What does this mean for employers?

This announcement follows the news that the Immigration Health Surcharge is to increase from £624 per year of visa to £1035 per year of visa in early 2024. This is expected to raise £1.3 billion per year for the NHS. It also follows the news that civil penalties will increase from £20k to £60k per illegal worker in January 2024.

It is another cost that businesses will have to budget for when putting in place recruitment strategies.  It also no doubt impacts on the number of overseas applicants for roles and the desirability of the UK as a destination for those developing their careers and making choices for their families.

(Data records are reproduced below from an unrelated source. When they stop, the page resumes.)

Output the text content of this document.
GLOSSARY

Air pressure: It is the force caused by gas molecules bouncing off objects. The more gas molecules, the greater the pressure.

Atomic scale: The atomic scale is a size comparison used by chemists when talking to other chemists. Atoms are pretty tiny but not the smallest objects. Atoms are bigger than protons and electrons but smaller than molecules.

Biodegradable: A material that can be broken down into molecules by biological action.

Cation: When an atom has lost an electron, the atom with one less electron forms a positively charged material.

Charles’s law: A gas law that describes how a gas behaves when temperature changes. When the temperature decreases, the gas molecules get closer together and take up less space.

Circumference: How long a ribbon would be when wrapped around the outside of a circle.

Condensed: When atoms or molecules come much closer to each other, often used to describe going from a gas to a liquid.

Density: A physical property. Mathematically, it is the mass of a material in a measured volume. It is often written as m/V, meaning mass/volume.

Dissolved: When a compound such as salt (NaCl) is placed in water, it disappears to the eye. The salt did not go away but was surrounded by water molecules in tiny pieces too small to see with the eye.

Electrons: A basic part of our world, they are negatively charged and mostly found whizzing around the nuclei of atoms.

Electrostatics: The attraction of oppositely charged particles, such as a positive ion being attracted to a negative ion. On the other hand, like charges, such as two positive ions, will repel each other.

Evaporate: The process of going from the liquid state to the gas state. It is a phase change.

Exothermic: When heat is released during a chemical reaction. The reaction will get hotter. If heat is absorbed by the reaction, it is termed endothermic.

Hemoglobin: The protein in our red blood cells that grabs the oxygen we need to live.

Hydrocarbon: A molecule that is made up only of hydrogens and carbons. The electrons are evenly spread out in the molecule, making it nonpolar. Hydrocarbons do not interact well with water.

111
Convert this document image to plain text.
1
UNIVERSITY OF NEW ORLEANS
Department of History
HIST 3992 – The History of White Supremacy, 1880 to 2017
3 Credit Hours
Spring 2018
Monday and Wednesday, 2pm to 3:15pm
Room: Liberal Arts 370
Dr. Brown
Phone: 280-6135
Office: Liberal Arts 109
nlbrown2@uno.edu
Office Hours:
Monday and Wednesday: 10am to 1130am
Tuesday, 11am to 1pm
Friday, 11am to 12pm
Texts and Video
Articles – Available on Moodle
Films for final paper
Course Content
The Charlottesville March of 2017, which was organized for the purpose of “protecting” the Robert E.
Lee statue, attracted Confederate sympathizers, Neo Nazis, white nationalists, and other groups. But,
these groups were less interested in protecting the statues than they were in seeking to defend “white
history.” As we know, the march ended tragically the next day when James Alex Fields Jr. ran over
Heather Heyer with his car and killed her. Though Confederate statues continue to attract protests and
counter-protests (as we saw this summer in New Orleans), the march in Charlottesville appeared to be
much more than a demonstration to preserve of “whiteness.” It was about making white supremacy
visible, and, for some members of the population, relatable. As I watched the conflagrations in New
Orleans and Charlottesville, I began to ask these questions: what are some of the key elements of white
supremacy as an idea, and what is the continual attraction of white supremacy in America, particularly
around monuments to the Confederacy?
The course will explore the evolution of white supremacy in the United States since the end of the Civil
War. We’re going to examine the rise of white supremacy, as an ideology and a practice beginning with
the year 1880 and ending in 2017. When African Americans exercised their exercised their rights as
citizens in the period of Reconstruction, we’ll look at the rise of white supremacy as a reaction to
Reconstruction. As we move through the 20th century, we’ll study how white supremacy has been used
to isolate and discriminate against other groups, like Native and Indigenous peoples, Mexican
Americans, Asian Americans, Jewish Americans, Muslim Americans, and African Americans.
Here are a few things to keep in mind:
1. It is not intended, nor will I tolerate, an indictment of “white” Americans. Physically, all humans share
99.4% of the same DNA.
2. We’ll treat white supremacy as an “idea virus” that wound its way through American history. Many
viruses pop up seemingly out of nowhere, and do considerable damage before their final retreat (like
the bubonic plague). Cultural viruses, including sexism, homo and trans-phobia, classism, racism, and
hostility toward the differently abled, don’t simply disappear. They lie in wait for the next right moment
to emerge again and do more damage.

Employers must be ready for a lot of change in 2024 and it will be important for them, particularly those with sponsor licences, to keep up to date to ensure that they remain compliant. We will publish further updates as more detail surrounding the changes is released and we know more. 

Employers may wish to revisit and bring forward their recruitment plans to avoid the increases in the annual salary threshold in 2024 and it is likely that the early part of the year will be a busy one for employers and their Talent teams.